Where Health Information Managers Work

While it is estimated that about 60 percent of health information managers are employed in hospitals, it is important to be aware that job opportunities can exist across the entire healthcare delivery system. Many health information managers also find abundant openings in managed care organizations, nursing homes, physician offices, clinics, mental health centers, federal agencies, prison health systems, state health departments, universities, research companies, and health consulting firms. Some may also be employed in medical software corporations to develop databases, perform various software evaluations, and assist clients with installing health information systems. Most health information managers are employed full-time on a normal 40-hour work week with some overtime required, but there may also be options for home-based work and night-shift schedules too.

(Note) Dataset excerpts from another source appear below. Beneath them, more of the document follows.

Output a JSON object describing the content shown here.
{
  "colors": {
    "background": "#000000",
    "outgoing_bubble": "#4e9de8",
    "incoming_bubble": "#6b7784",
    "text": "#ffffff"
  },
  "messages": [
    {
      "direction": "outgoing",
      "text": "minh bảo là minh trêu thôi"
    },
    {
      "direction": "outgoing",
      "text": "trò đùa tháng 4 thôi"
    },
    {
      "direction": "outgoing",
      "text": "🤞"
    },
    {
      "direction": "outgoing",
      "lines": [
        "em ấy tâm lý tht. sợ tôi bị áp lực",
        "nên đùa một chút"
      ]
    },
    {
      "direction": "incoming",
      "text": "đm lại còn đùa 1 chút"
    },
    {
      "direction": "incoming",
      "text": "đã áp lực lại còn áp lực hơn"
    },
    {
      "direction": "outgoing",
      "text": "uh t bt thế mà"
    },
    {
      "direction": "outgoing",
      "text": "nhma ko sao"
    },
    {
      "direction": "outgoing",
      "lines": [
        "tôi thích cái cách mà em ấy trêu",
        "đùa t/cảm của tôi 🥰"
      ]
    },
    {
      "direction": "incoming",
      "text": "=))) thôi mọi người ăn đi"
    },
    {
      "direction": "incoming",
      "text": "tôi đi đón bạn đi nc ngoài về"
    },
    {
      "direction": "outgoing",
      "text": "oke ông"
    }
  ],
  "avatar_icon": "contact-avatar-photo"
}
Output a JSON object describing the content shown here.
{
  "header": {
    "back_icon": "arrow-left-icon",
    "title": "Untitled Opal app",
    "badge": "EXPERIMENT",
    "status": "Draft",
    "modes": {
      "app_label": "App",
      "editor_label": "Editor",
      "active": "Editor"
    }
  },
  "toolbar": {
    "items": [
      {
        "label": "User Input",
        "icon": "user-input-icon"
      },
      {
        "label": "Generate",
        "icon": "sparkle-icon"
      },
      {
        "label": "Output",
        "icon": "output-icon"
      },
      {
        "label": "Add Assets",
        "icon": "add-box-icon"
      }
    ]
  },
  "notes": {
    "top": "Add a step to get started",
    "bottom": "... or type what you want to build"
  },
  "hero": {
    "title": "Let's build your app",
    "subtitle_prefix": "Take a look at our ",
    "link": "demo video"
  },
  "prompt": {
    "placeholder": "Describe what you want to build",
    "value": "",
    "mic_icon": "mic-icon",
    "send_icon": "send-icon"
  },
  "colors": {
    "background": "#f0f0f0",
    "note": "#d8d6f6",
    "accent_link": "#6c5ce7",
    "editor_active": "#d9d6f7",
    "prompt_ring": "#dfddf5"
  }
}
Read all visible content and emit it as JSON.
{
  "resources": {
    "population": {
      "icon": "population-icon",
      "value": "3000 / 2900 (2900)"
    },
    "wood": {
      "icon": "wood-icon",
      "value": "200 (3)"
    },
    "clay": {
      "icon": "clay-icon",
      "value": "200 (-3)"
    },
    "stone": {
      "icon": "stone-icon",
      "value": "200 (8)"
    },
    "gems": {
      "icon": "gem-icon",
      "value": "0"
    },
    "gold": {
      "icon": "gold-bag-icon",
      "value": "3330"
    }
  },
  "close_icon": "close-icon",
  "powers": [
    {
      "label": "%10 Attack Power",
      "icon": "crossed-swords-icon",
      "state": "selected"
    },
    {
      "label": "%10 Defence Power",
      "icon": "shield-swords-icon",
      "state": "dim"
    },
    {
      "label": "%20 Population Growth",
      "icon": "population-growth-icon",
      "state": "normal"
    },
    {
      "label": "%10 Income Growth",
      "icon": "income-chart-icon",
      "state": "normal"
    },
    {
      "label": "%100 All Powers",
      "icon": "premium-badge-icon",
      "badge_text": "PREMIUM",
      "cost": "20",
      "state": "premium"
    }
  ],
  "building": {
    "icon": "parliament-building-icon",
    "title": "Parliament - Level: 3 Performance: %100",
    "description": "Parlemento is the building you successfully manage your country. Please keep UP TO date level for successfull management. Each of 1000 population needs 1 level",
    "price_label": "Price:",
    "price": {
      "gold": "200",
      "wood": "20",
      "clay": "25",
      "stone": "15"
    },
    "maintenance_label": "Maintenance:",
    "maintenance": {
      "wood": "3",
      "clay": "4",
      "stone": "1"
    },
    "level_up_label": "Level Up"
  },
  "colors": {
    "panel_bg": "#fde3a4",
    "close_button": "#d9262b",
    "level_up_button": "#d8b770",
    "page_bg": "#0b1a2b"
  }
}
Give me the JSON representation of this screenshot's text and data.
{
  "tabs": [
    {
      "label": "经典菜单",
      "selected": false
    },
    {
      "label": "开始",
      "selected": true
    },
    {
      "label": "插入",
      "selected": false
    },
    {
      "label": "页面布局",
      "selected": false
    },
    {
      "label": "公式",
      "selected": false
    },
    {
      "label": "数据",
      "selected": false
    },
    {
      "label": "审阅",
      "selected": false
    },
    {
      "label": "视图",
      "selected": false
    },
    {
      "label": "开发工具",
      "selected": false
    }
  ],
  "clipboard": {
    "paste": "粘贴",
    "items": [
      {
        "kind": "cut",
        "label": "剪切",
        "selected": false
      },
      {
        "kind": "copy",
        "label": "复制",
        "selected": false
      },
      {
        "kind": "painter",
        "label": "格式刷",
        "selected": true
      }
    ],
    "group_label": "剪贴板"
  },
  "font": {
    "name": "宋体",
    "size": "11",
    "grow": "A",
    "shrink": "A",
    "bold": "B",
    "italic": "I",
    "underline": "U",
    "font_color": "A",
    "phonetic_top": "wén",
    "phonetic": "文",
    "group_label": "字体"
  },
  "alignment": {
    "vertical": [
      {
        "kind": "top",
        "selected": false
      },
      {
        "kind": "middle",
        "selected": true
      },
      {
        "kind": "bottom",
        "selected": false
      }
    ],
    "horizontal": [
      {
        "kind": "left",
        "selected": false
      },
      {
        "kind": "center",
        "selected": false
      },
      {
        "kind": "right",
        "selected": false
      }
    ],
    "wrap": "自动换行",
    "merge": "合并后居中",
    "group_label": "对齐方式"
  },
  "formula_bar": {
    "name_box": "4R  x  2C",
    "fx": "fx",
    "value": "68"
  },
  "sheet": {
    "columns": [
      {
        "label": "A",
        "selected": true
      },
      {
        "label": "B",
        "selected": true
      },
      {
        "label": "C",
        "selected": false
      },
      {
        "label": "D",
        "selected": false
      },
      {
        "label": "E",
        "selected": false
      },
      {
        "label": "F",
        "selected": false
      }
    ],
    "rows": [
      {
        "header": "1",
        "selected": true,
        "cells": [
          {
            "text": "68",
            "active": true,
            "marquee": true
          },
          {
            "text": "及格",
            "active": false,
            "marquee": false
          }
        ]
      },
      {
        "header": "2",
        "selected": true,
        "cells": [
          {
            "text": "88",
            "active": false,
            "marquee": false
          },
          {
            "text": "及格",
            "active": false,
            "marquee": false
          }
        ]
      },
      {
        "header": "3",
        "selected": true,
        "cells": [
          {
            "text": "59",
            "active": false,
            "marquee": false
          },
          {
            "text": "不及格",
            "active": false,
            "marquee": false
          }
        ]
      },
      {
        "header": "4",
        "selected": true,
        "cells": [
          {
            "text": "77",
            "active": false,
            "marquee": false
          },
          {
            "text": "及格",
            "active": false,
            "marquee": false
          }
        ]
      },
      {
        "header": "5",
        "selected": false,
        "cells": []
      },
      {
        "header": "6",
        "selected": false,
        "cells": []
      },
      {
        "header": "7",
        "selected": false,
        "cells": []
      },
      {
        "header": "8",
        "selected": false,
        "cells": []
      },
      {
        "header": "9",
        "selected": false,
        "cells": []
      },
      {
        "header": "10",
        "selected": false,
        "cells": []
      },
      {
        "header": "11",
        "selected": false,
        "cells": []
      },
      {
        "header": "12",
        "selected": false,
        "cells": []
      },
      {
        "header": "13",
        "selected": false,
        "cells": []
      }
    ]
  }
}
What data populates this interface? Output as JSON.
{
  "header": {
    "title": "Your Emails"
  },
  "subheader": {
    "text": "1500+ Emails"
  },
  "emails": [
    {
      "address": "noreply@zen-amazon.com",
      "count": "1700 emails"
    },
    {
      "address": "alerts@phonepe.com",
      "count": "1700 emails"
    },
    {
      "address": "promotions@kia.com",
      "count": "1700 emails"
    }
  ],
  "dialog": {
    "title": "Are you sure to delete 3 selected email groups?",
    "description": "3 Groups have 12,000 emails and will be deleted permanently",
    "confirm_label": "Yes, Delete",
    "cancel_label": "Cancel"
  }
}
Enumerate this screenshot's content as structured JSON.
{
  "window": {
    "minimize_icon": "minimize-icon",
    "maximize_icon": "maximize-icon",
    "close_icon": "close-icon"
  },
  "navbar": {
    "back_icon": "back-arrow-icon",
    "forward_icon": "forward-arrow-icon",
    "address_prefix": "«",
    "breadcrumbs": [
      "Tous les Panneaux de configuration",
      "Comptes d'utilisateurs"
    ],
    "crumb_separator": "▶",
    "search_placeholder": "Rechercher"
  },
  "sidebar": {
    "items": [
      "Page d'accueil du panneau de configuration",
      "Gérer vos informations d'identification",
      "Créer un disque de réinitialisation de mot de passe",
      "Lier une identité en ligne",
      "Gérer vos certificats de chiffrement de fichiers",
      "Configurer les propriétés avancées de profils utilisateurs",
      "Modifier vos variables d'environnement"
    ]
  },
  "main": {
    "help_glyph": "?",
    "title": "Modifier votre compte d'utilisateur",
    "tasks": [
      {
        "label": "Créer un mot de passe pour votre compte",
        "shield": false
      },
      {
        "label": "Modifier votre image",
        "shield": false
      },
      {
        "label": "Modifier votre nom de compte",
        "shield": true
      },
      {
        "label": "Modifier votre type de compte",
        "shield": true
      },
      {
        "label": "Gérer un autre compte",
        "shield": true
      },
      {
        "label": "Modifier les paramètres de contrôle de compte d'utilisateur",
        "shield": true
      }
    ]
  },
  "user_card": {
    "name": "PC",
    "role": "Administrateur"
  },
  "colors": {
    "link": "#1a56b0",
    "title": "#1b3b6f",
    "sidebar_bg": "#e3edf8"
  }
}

How to Become a Health Information Manager

In order to receive administrative roles in health information management, it is typically required that candidates have earned at least a four-year bachelor’s degree in a related program of study accredited by the Commission on Accreditation for Health Informatics and Information Management Education (CAHIIM). It is recommended that you take courses in biomedical sciences, medical coding, clinical data analytics, database management, computer technology, health information systems, quality improvement, and statistics before graduation. After graduating, many health information managers choose to pursue added credentials as a Registered Health Information Technician (RHIT) or Registered Health Information Administrator (RHIA) with a national certification exam through the AHIMA, or even pursue a Master’s in Health Informatics degree.

Overall, health information managers are organized and detail-oriented professionals with good communication skills who are tasked with leading employees in orchestrating the documentation of essential medical information into comprehensive electronic health databases. If you choose to become a health information manager, you will be on the pathway to a bright future in an in-demand profession in ensuring all critical data is maintained correctly to improve patient outcomes.